Cincinnati, OH – After completing four years of undergrad at Texas Christian University and commissioned as an engineer officer with ROTC, Luke Woolman embarked on a new journey with the Urban Morgan Institute for Human Rights. With a military background and an interest in international relations, Woolman set his sights on traveling to The Hague, Netherlands to work at the International Criminal Court.

“I’ve always been interested in International relations,” said Woolman, “being with the Urban Morgan Institute, they kind of had different opportunities, and they’ve never had someone go to the ICC before, so I was able to work with them and find a way to get there.”

The International Criminal Court is an intergovernmental organization located in The Netherlands. The treaty that was signed to establish the ICC is called the Rome Statute, which was adopted at a diplomatic conference in Rome on July 17, 1998. This treaty gave the ICC jurisdiction to investigate crimes of aggression, war crimes, crimes against humanity, and genocide in an international setting. One hundred twenty-four (124) states are currently party to the statute, however, the US formally renounced their signature on May 6, 2002.

“First of all, I was the only American on my floor. Second of all, I was the youngest person by far,” said Woolman. “The court functions in English—English and French are the main languages there—but since America isn’t a party to the ICC, they’re just less Americans there in general. Of the two people that I spent time in the office with, the two visiting professionals, one was from Canada, the other was from Australia. You get a nice mix of people to work with.”

Though Woolman may have been an outsider at the ICC, this was not his first experience studying abroad. During his time at Texas Christian University, he spent a summer working and training with the Thai army. The main challenge at the ICC, according to Woolman, was the adjustment to working with law in the international environment.

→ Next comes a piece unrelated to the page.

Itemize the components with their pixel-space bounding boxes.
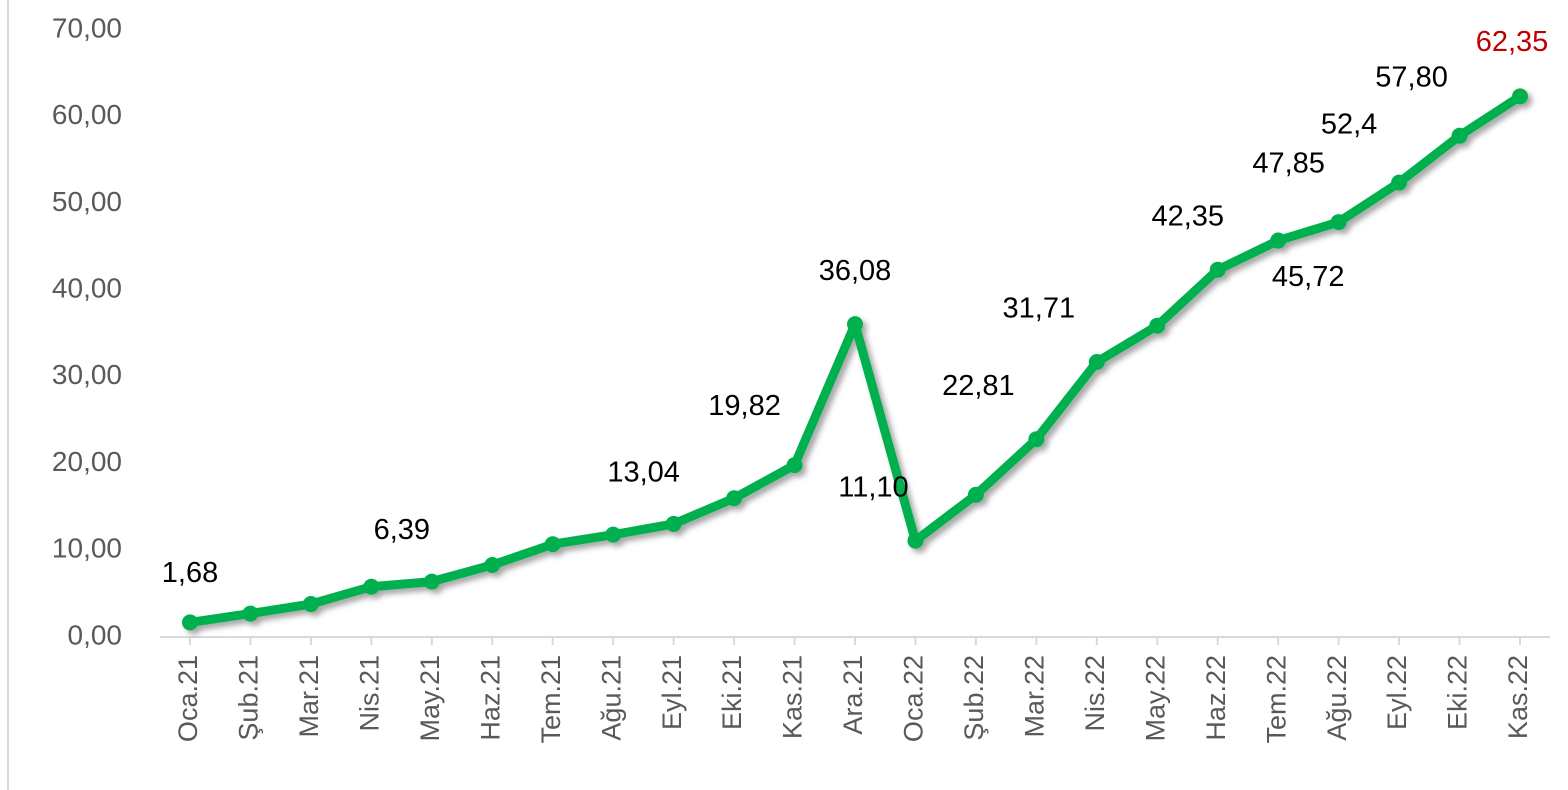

“I studied abroad in undergrad and I’ve been fortunate enough to travel, but I’ve never worked abroad,” said Woolman. “It was kind of eye opening, because in your first year of law school you learn about law in the US. The system of law, the general formatting and stuff is completely different at the ICC. It’s pretty much like learning everything all over, but most people that actually go to work at the ICC worked within their country for probably over five years as a lawyer, but it was a good experience.”

After his time spent at the ICC, Woolman is prepared to take on bigger and bolder challenges. His time dedicated to traveling abroad, along with his interest in international relations, has led him on a path toward grand opportunities. Though he doesn’t see himself working at the ICC anytime soon given the tough requirements, his future is solid as he takes on his next summer experience with the Department of Justice.

“(The ICC) is a very competitive place to get a job at. Obviously you’re competing with people all over the world, but they do expect you to at least have five to 10 years of experience in your own country before they even consider hiring you. So maybe when I get to that point I’ll think about it,” said Woolman. “This summer I’m working in DC at the Department of Justice in their criminal section, so I’m looking forward to that. I have the military too, so we’ll see what happens. I hope to probably work for the government here to some degree, ideally the DOJ or some kind of federal agency.”

About the Urban Morgan Institute for Human Rights
The Urban Morgan Institute has educated and trained human rights lawyers, who promote and protect human rights all over the world. Established at the University of Cincinnati College of Law in 1979, the institute has become a model for other human rights programs throughout the country, based on the unique experiences students gain both inside and outside of the classroom.